New York employers that include confidentiality or nondisparagement clauses in any agreement they enter into with an employee – including offer letters, employment agreements, restrictive covenant/noncompete agreements, severance agreements or settlement agreements – must ensure those clauses comply with the new federal Speak Out Act and with existing New York State law. Those laws impose restrictions at different stages of the employment relationship, and thus present complementary, but navigable, restrictions for employers.
Limitations on Clauses Prior to Any Employment Dispute
The Speak Out Act, which took effect December 7, 2022, renders unenforceable any confidentiality or nondisclosure clause, or any nondisparagement clause, in a contract or agreement with an employee if:
- it is entered into before a dispute has arisen and
- it limits employees from disclosure or comment on a sexual assault or sexual harassment complaint.
Under the federal law, employees must be permitted to discuss “conduct,” the existence of a settlement involving “conduct,” or information covered by the terms and conditions of the contract or agreement. The law does not define “conduct,” but it is presumably referring to the facts and circumstances related to a sexual harassment or sexual assault claim.
The Speak Out Act does not apply to other types of employment disputes, including any category of harassment complaint other than sexual harassment. It expressly states that it is not meant to preclude employers from protecting trade secret or proprietary information. It therefore does not invalidate most aspects of a typical restrictive covenant agreement, but employers must take care when drafting their agreements and tailor their language so the agreements cannot be construed as violating the Speak Out Act.
Employers drafting pre-dispute employment agreements with confidentiality restrictions must additionally ensure that their agreements comply with New York State law. New York law renders unenforceable any agreement between an employer and employee that prevents the disclosure of factual information related to any future claim of discrimination unless the agreement notifies the employee that it does not prohibit the employee from speaking with law enforcement, the Equal Employment Opportunity Commission, state and local human rights commissions, or an attorney.
Limitations on Clauses Once a Dispute Arises
Because the Speak Out Act only applies to pre-dispute agreements, it permits employers to include confidentiality and nondisparagement clauses in settlement agreements with employees once an employee has asserted a sexual harassment or sexual assault claim. New York law, however, imposes limitations on employers in this context.
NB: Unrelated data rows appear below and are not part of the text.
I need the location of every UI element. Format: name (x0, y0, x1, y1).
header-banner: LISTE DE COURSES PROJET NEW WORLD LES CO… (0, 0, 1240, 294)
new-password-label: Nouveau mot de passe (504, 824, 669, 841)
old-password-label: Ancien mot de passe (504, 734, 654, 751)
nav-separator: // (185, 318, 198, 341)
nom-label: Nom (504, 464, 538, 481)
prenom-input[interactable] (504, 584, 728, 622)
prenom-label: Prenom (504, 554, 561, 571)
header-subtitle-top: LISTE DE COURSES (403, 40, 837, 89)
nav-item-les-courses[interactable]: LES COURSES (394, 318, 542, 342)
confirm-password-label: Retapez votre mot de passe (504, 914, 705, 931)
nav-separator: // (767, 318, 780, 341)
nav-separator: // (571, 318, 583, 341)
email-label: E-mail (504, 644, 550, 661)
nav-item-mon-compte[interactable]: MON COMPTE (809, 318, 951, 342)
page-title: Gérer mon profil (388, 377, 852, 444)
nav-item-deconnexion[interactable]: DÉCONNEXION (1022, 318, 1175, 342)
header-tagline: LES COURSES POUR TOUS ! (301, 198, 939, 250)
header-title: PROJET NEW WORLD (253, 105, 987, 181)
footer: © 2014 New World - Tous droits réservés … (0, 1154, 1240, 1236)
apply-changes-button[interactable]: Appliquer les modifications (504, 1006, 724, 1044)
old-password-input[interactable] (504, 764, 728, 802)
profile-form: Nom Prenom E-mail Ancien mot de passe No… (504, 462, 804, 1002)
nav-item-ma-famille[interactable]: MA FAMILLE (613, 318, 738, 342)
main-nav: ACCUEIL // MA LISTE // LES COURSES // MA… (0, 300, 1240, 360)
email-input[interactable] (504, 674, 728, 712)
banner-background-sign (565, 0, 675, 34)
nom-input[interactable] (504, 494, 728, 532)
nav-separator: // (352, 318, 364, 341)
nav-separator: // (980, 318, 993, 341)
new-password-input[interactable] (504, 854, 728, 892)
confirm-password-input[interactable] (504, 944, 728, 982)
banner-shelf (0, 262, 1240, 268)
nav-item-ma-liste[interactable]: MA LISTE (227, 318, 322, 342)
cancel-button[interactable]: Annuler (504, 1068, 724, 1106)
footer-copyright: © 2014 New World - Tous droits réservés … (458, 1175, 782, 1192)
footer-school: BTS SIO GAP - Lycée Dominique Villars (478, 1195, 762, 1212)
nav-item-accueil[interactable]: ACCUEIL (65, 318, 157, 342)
New York State prohibits employers from entering into any agreement resolving a discrimination claim that would prevent the person who complained from disclosing the underlying facts and circumstances of the harassment. New York’s law is broader than the Speak Out Act in that it applies to all discrimination and harassment complaints, not just sexual harassment. But it is narrower in that it:
- only applies to the facts and circumstances underlying the harassment complaint;
- is limited to agreements that are resolving a discrimination claim; and
- does not place any additional limitations on nondisparagement clauses.
New York does not preclude confidentiality clauses that apply to other aspects of the parties’ employment relationship, and the law’s confidentiality restrictions do not apply to severance agreements (where employment is being terminated outside the context of a discrimination claim).
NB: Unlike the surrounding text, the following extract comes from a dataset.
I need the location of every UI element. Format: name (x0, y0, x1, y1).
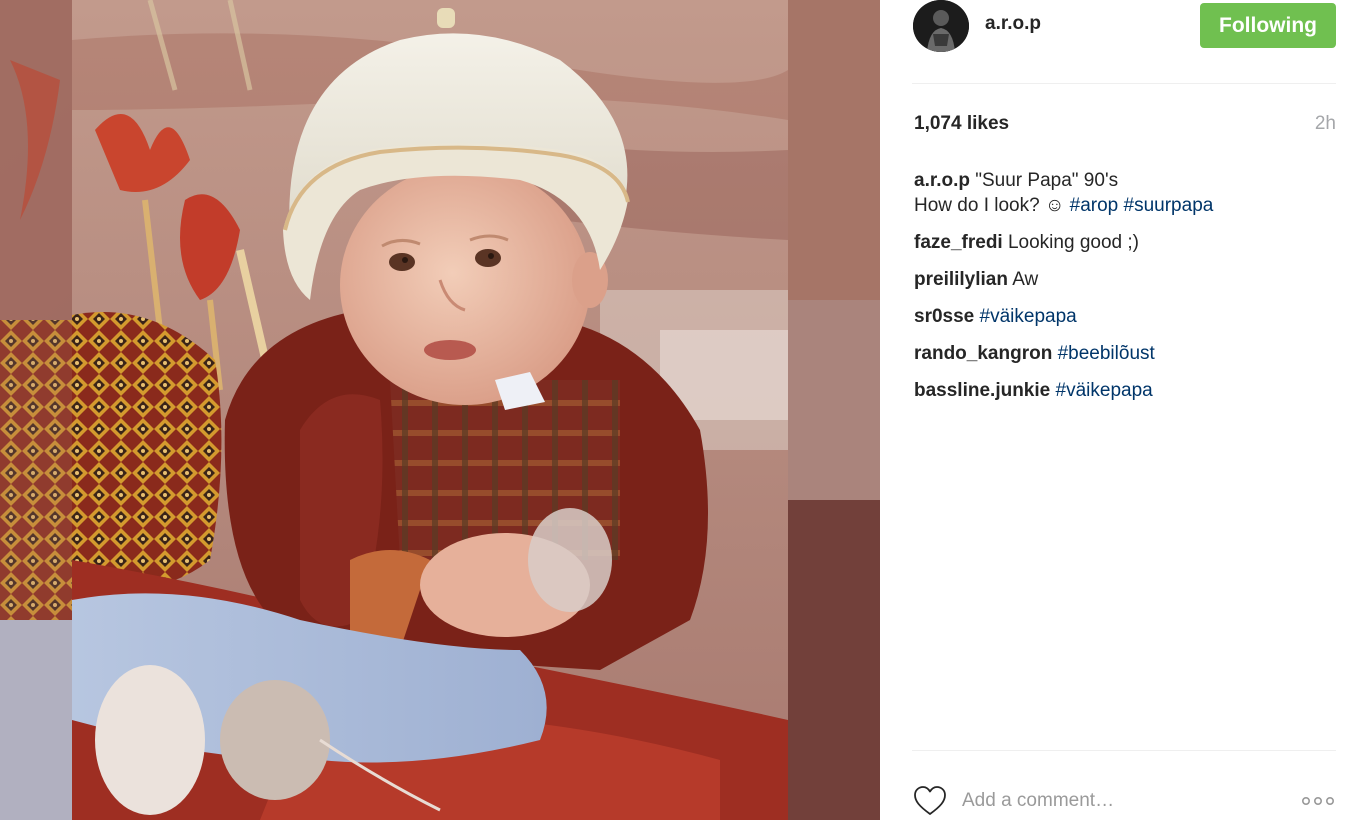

New York also permits a process whereby, in settling a discrimination claim, an employee who wishes to keep the matter confidential can enter into a written confidentiality agreement with the employer that is separate from the settlement agreement. The law dictates very specific terms to this confidentiality agreement, including that employees be granted a full 21 days to consider the agreement (and FAQs issued by the New York State Division of Human Rights provide that the employee cannot sign before the end of the 21-day period), and have seven days post-signing to reconsider and revoke their agreement. The confidentiality clause also cannot restrict an employee from providing information in response to a subpoena or in the context of a government investigation of a complaint, or from disclosing information necessary to receive unemployment insurance, Medicaid or other public benefits.
Where that Leaves Employers
Federal and New York law collectively still permit employers to impose confidentiality and nondisparagement restrictions on employees. Employers must, however, draft those clauses in the pre-dispute context to permit the disclosure of information protected by the Speak Out Act and to include the clarifying notification where required under New York State law. When settling a discrimination claim, New York employers need to ensure any confidentiality restrictions do not extend to the facts and circumstances of the underlying claim, unless the employee also desires confidentiality and the employer complies with the state’s procedural requirements for entering into a post-dispute written confidentiality agreement.